In MF, there was a positive correlation between NO3-N content of 0–10-cm soil with CH4 fluxes. The CH4 fluxes in the remaining two points are independent of NO3-N content of 0–10-cm soil. In the anaerobic environment of wetland, there are associated CH4 oxidizing bacteria that can use nitrate as an electron acceptor to oxidize CH4, resulting in lower CH4 fluxes (Ettwig et al. 2016; Shen et al. 2018). The NO3-N can promote root growth and root secretion function of marsh plants, and the effective substrate for CH4-producing bacteria in the roots of marsh plants will increase accordingly (Wang et al. 2012). This promotes the metabolic activity of CH4-producing bacteria and increases CH4 fluxes (Wang et al. 2012).

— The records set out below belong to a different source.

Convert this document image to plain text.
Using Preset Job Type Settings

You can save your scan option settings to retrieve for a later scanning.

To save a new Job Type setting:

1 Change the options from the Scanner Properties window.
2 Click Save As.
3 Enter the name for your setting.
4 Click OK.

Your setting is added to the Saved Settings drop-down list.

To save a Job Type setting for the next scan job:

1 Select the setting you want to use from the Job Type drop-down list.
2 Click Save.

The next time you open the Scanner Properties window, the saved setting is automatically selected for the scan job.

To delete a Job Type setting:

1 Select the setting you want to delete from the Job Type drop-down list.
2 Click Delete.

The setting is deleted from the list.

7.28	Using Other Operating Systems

In natural environments, soil moisture content is also an important factor for CH4 production. Soil moisture can increase the activity of CH4-producing bacteria and provide anaerobic conditions (Ma et al. 2012). The significant positive correlation between CH4 fluxes with 10–20-cm soil moisture content only in D. The CH4 fluxes in the remaining two points are independent of soil moisture content. CH4 was presented as a flux source in HF, MF, and D with mean values of 7.5, 2.5, and 0.3 mg m−2 h−1, respectively. It is much larger than the maximum value of CH4 flux in northeast paddy fields (0.1 mg m−2 h−1) (Zhang et al. 2017). There is a significant positive correlation between water level and CH4 fluxes. The prolonged overwater condition created an anaerobic environment that is conducive to the growth and reproduction of anaerobic CH4-producing bacteria, leading to an increase in CH4 fluxes (Turetsky et al. 2014). The water levels were the key factor affecting the type of methanogens in the soil. In the wetlands of the Qinghai-Tibet Plateau, Methylobacter (90.0%) of type I methanotrophs were overwhelmingly dominant in the high water level, while Methylocystis (53.3%) and Methylomonas (42.2%) belonging to types II and I methanotrophs were the predominant groups in the low water level (Cui et al. 2018). CH4-producing bacteria are strictly anaerobic, and CH4-producing bacteria populations are larger in water covered lands (Šťovíček et al. 2017). The higher the water levels and the longer the inundation time, the higher the CH4 fluxes (Henneberg et al. 2016; Sha et al. 2015). Greater CH4 fluxes in water-covered wetlands.

Conclusion

Water levels affect the physicochemical properties of wetland soil during the autumn freeze–thaw period. However, water levels could not directly significantly affect the cumulative CO2 fluxes, but it can indirectly affect the fluxes of CO2 by changing soil environmental factors. CO2 fluxes decreased with decreasing air and soil temperatures in MF and D. While CO2 fluxes were positively correlated with 0–10-cm soil NH4+-N content in HF. The water level significantly affects the CH4 fluxes, the higher the water level, and the higher CH4 fluxes. Wetlands at lower water levels (below 10-cm water levels) did not show much difference in CH4 fluxes compared to drylands. CH4 fluxes increased with decreasing water levels in HF. In MF, CH4 fluxes were positively correlated with surface temperature and 0–10-cm soil NO3-N content. In D, CH4 fluxes were positively correlated with 10–20-cm soil moisture content. All in all, water level has a significant effect on wetland methane flux, but not on carbon dioxide flux.